CTX310 was tested at 4 doses. It should be added here that the company provided doses on the ‘basis of lean body weight’ probably in the hope that it may in fact be a better predictor of drug delivery to the liver compared to dosing based on pure body weight or fixed doses.

Anyway, the 2 lowest doses (0.1 and 0.3mg/kg) showed no desired pharmacodynamic effect.  In fact, mean LDL-cholesterol strangely increased from baseline by 35% just 30 days after drug administration (n=3).  At 0.6mg/kg (n=3) and 0.8mg/kg (n=1; ~0.48mg/kg not adjusted for lean muscle), however, there was knockdown of serum ANGPTL3 of ‘up to -75%’ with concomitant decreases of TGs and LDLc of -56% and - 29%, respectively, at 0.6mg/kg.  At 0.8mg/kg the company reported a remarkable -65% LDL-cholesterol reduction on day 30 reaching a whopping -80% on day 90 in a patient with severe hypertriglyceridemia (TG>500mg/dL).  Triglycerides were also lowered by over -80% in this subject.
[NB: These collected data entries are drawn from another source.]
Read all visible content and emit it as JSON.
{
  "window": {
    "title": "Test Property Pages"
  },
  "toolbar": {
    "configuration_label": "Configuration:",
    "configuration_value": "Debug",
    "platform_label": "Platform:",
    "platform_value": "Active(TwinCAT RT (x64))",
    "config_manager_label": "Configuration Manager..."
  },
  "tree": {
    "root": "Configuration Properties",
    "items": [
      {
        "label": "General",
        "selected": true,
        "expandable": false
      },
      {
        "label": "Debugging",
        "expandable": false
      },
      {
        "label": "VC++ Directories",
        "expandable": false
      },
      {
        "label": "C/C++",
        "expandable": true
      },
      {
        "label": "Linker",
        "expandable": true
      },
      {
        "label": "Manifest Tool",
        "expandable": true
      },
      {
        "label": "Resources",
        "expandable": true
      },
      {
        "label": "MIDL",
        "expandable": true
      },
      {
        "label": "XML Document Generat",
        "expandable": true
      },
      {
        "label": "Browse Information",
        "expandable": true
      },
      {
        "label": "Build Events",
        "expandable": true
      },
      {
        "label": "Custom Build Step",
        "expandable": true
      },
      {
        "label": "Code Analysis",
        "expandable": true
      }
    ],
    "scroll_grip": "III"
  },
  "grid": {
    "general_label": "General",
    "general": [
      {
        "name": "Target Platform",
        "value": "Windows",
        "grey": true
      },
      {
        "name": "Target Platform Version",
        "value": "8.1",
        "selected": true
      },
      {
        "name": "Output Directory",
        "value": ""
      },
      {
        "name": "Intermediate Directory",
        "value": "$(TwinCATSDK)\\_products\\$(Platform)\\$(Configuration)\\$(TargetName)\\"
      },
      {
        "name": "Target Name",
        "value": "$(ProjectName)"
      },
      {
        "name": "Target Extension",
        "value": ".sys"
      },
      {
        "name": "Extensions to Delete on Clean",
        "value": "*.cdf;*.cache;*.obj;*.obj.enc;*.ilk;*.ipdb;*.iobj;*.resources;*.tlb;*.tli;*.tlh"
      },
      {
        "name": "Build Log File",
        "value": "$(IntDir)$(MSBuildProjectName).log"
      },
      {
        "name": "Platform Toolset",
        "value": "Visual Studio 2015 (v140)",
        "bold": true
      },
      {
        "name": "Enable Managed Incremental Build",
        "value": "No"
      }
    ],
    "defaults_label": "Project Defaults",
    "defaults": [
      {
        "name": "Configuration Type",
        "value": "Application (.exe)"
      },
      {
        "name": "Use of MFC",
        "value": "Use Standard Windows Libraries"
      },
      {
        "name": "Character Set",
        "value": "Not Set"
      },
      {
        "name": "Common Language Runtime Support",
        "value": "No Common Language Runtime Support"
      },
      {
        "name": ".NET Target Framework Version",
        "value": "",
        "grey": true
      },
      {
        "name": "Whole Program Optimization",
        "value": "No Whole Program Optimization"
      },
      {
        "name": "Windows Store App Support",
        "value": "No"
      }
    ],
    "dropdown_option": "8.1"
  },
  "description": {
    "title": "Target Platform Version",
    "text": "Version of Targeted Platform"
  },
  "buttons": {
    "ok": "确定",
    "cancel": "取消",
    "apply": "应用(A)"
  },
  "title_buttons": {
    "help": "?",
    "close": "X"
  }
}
Safety findings, particular in terms of changes in liver enzymes and platelets, were characterized as 'not clinically significant', and clearly need further disclosure.  




Also because of its likely non-ASGPR-targeting nature, severe hypertriglyceridemia should be the most promising indication for CTX310, for example to prevent pancreatitis. The LDL cholesterol effects, however, warrant further investigation and may justify development for ASCVD.  Given that this was seen in just one subject, the 0.1 and 0.3mg/kg LDL-cholesterol increases in LDLc indicating there may be something odd with the assay, and that it is in great contrast to the genetic and pharmacodynamic evidence presented above, further subjects dosed at 0.8mg/kg may not show such dramatic effects.  If the values are real, however, and given the near opposite findings with evinacumab in severe hypertriglyceridemia, a closer look at the genetics of this subject may lead to fresh insights into lipid biology and render ANGPTL3 a more predictable target.